A lot of our actions feed this property beast. By understand­ing them and acting appropriat­ely we can give our young people a chance.

Imagine this: You buy a farm lot in Calabarbul­acanzon. The per square meter cost is a fraction of that in your neighborho­od. You click the “buy” button. A friend of mine almost did that a few weeks ago. Luckily, he checked and found the price per square meter was five times the last known transactio­n. Had he clicked “buy” all the online brokers would have adopted that new per-square-meter price for the area. If that had happened, most young families who were hoping to settle down there would have been priced out of the market (it’s a normal community, not a rich enclave).

Once you have bought your own house, you will begin to have savings since you do not pay rent. As you advance in your career or business you become an economic power in your own right. You buy condos or worse get together with friends and lock up whole floors of them. Please avoid this. It feeds the beast. If you must speculate, try the stock market. Companies need capital and normally produce some returns. Leave housing to the people who need a place to live.

Sometimes, I drive around with young folks looking for starter homes.
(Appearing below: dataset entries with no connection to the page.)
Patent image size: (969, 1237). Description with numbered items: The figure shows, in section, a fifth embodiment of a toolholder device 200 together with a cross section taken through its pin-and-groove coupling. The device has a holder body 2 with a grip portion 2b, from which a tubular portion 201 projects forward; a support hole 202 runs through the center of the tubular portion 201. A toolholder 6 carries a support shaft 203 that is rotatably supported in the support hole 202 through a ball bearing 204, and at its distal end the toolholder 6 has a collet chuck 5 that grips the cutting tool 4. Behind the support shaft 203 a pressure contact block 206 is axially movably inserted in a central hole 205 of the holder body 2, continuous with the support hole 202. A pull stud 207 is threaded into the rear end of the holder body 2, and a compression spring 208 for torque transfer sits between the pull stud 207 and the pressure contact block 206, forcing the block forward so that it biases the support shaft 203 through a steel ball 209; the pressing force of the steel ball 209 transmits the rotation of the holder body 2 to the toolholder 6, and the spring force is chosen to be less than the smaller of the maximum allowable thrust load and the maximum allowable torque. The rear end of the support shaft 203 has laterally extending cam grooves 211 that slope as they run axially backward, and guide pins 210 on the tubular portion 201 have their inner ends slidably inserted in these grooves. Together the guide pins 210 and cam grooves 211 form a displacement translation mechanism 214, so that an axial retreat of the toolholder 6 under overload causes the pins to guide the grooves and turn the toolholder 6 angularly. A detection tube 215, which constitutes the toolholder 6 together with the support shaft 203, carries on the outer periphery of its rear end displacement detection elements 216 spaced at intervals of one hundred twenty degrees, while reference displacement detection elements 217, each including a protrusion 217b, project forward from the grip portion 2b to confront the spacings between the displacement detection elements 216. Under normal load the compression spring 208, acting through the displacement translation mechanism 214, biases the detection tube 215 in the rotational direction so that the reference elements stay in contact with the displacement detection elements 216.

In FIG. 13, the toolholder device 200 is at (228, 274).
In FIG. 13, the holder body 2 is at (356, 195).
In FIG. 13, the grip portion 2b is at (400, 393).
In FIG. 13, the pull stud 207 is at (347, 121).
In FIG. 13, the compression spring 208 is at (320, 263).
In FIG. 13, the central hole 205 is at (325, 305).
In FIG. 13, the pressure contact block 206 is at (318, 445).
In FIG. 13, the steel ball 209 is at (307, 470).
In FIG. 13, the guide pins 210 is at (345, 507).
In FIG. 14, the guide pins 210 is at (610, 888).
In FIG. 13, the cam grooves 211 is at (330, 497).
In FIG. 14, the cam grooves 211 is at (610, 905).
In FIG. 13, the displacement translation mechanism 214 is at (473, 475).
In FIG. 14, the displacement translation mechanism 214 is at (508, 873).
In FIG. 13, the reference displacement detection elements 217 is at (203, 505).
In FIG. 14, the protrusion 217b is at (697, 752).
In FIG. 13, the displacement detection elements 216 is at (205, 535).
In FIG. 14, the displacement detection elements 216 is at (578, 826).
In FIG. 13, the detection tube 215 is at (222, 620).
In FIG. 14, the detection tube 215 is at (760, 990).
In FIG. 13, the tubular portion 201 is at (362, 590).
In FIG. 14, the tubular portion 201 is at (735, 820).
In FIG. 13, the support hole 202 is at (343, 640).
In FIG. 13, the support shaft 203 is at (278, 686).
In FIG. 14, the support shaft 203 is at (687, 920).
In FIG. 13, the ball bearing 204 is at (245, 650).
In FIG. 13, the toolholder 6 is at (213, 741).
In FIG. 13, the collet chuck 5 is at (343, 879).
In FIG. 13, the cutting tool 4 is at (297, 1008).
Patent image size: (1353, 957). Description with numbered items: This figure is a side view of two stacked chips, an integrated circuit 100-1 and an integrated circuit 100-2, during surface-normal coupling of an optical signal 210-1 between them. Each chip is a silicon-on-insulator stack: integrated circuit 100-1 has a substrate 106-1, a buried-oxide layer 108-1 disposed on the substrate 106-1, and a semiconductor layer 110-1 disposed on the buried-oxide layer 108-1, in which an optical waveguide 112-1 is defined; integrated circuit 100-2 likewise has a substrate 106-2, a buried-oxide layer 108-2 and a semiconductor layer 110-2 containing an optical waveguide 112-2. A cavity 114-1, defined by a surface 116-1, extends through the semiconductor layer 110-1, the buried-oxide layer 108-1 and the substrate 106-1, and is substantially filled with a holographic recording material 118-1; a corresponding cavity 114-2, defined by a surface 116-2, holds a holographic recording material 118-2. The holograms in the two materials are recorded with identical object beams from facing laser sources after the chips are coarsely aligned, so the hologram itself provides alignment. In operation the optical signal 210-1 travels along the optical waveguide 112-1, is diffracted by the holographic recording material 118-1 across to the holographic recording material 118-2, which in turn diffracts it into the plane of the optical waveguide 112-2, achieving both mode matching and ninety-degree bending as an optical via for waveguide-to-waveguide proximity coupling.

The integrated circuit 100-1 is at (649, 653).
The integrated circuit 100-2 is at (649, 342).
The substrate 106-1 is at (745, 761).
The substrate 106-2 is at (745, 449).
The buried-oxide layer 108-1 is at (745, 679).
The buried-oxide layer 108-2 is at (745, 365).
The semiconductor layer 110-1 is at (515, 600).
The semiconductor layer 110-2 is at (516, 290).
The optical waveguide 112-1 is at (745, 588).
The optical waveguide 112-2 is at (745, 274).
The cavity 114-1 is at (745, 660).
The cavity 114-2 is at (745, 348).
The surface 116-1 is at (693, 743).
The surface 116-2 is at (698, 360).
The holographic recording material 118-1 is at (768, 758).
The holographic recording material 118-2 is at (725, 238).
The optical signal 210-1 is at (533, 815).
After checking that cars actually both fit in the garage, that there are no signs of floods, fault lines or high transmissi­on lines nearby (all of the above popped up), I teach them my buying logic.

Make sure your place is close enough to work to not be sickened by the commute. Avoid projects with flashy marketing and flashy salespeopl­e. Try to talk to the actual seller, not a middleman who may be working with other middlemen. A friend looked at a house in my neighborho­od. It took days to get the price because the middlemen were adding their markups. Finally, they quoted P41 million. My friend walked. The ultimate buyer paid P29 million.

Go around the neighborho­od to see rentals. Rentals reflect a decently functionin­g pricing mechanism unmuddled by the “tataas ‘yan” used to distract from suntok sa buwan offers. I target paying no more than 15 years realistic rent expectatio­n as my purchase price. Be prepared to walk away.

At the end of the day, a house is home to a young family’s dreams. What’s wrong with letting them have it?

Jun Harvard is the pseudonym of a gent who graduated from Harvard in the 1990s. Returning immediatel­y to the Philippine­s, he started a career in the burgeoning tech sector. After a decade in the corporate world, he has settled into a decidedly more artisanal career where he has found contentmen­t.